Elementary properties of regular languages
If L₁, L₂, L are regular languages, then so are: L₁ ∪ L₂, L₁ ∩ L₂, L₁L₂, $\bar{L}$, L₁\L₂, $L*$, $LR$
Membership is decidable (i.e. if word u is member of regular language L):
- Represent L as a DFA M. Here you might run into practical issues with potentially exponential number of states, so only generate those states visited when reading u (on-the-fly).
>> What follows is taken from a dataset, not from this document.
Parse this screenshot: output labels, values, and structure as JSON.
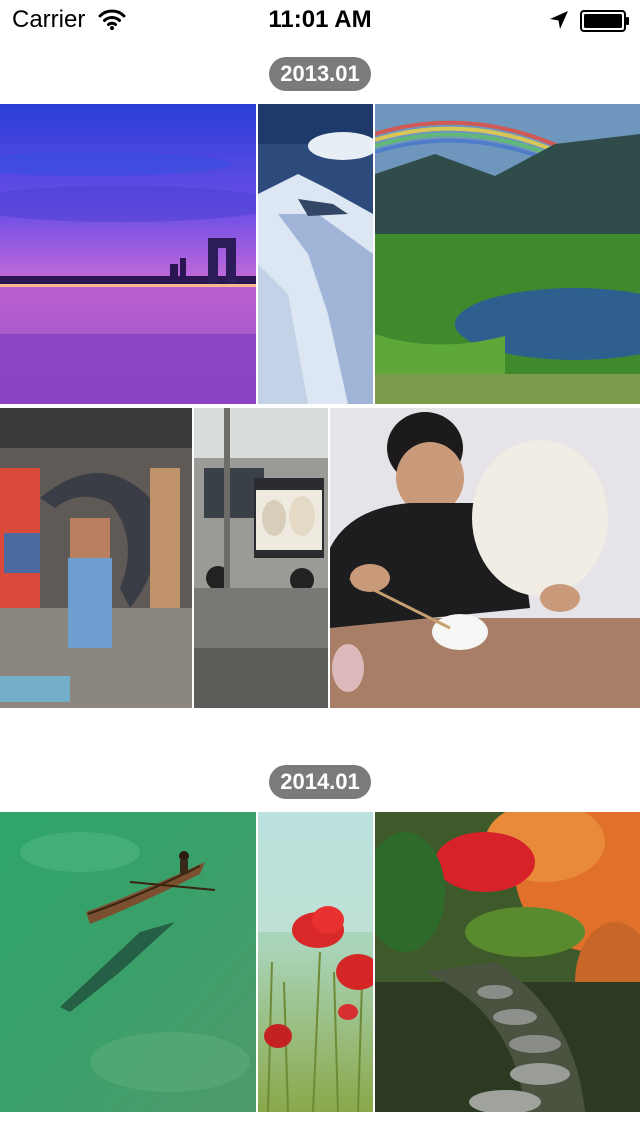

- Check if u is accepted by M.
Emptyness is decidable (i.e. if a regular language L is empty):
- construct DFA/NFA M with L(M) = L
- Check if M has path from starting to final state
- If yes, then L ≠ ∅. Else, L = ∅.
Subsets are decidable (i.e. if for regular languages L₁ ⊆ L₂)
- L₁ ⊆ L₂ ↔ L₁ \ L₂ = ∅
- So, language (L₁ \ L₂) is regular.
- So, emptyness is decidable.
Equivalence is decidable (i.e. if two regular languages are equal):
- L₁ = L₂ ↔ (L₁ ⊆ L₂) ∧ (L₂ ⊆ L₁)
- The RHS of the bi-implication is decidable.
Word (string) matching
“For input word u and regex r, does u contain a subword in L(r)?”
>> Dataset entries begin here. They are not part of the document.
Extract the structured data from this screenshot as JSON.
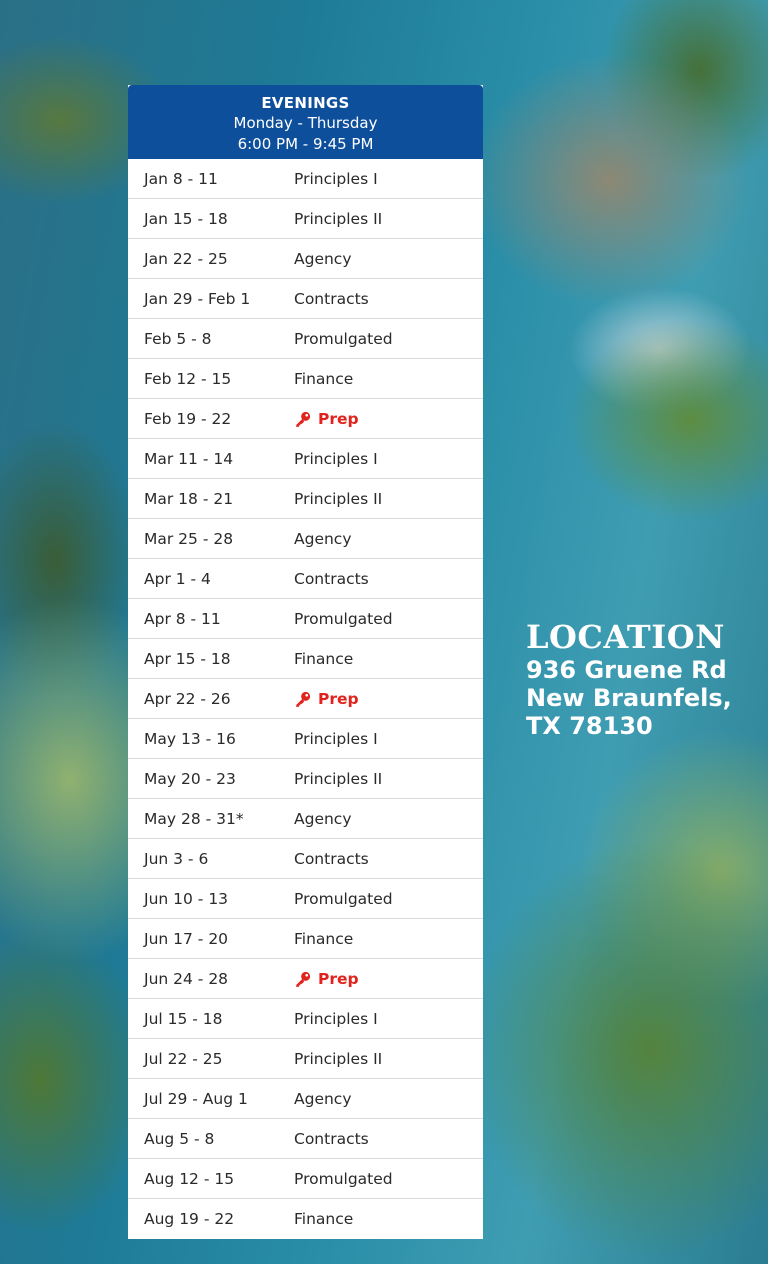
{
  "header": {
    "title": "EVENINGS",
    "days": "Monday - Thursday",
    "hours": "6:00 PM - 9:45 PM"
  },
  "rows": [
    {
      "date": "Jan 8 - 11",
      "course": "Principles I"
    },
    {
      "date": "Jan 15 - 18",
      "course": "Principles II"
    },
    {
      "date": "Jan 22 - 25",
      "course": "Agency"
    },
    {
      "date": "Jan 29 - Feb 1",
      "course": "Contracts"
    },
    {
      "date": "Feb 5 - 8",
      "course": "Promulgated"
    },
    {
      "date": "Feb 12 - 15",
      "course": "Finance"
    },
    {
      "date": "Feb 19 - 22",
      "course": "Prep"
    },
    {
      "date": "Mar 11 - 14",
      "course": "Principles I"
    },
    {
      "date": "Mar 18 - 21",
      "course": "Principles II"
    },
    {
      "date": "Mar 25 - 28",
      "course": "Agency"
    },
    {
      "date": "Apr 1 - 4",
      "course": "Contracts"
    },
    {
      "date": "Apr 8 - 11",
      "course": "Promulgated"
    },
    {
      "date": "Apr 15 - 18",
      "course": "Finance"
    },
    {
      "date": "Apr 22 - 26",
      "course": "Prep"
    },
    {
      "date": "May 13 - 16",
      "course": "Principles I"
    },
    {
      "date": "May 20 - 23",
      "course": "Principles II"
    },
    {
      "date": "May 28 - 31*",
      "course": "Agency"
    },
    {
      "date": "Jun 3 - 6",
      "course": "Contracts"
    },
    {
      "date": "Jun 10 - 13",
      "course": "Promulgated"
    },
    {
      "date": "Jun 17 - 20",
      "course": "Finance"
    },
    {
      "date": "Jun 24 - 28",
      "course": "Prep"
    },
    {
      "date": "Jul 15 - 18",
      "course": "Principles I"
    },
    {
      "date": "Jul 22 - 25",
      "course": "Principles II"
    },
    {
      "date": "Jul 29 - Aug 1",
      "course": "Agency"
    },
    {
      "date": "Aug 5 - 8",
      "course": "Contracts"
    },
    {
      "date": "Aug 12 - 15",
      "course": "Promulgated"
    },
    {
      "date": "Aug 19 - 22",
      "course": "Finance"
    }
  ],
  "location": {
    "title": "LOCATION",
    "street": "936 Gruene Rd",
    "city": "New Braunfels,",
    "state_zip": "TX 78130"
  },
  "colors": {
    "header_bg": "#0e4f9c",
    "prep_accent": "#e0231c"
  },
  "icons": {
    "prep": "key-icon"
  }
}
Algorithm (used in Unix’s grep
):
- Transform regex Σ^*⋅𝑟 into an NFA
- Compute on-the-fly path of u in the corresponding DFA.
- Terminate as soon as final state is reached.
Worst-case time complexity of O(|r|⋅|u|)
Minimising DFAs
Joerg’s explanation is too abstract for me, I recommend this video.
It’s also a nicer algorithm imo, not as much guess-and-check. But sadly it’s not accepted on iSubmit.
The one Joerg wants us to use, in English:
- Split up the states of the DFA into two sets: final, and nonfinal. Also, making a transition table for the DFA might be useful.
- Split the sets repeatedly:
- Take two of the sets of states (at the start, you can only choose final and nonfinal). One is the source, the other the target; which one is up to you.
- Pick a symbol in Σ.
- Split the source set into two sets of states:
- those that can reach a state in the target set via a transition on the chosen symbol, and
- those that cannot.
- Once no more splitting is possible, you have a minimal DFA.
- Convert the sets into a DFA diagram:
- each set of states becomes one state on the minimal DFA,
- if a state was final on the original DFA, any set containing that state becomes final on the minimal DFA
- remember to mark the initial state - the set containing the set that was initial on the original DFA
- Enjoy your free points
Lexical analysis
Converts sequence of characters into sequence of tokens.
How?
- regular expressions - every regex corresponds to a token
- lexical analysis searches the longest prefix of input that matches one of the regexes, and that’s transformed into a token
- when no prefix matches, you get an error
- when there are multiple longest, one is chosen
Non-regular languages
L = { aⁿbⁿ | n ≥ 0 } is not regular; proof by contradiction.
You can also use pumping lemma:
- Let L be regular language
- there exists m > 0 st every w ∈ L with |w| ≥ m
- can be written as w = xyz
- with |xy| ≤ m and |y| ≥ 1 and $xy^i z \in L$ for every i ≥ 0
In English: all words that are long enough can have a middle section of the word repeated an arbitrary number of times, to produce a new word, which is also part of the language.
If a language is regular, it always satisfies pumping lemma. By contradiction, you can prove a language is not regular.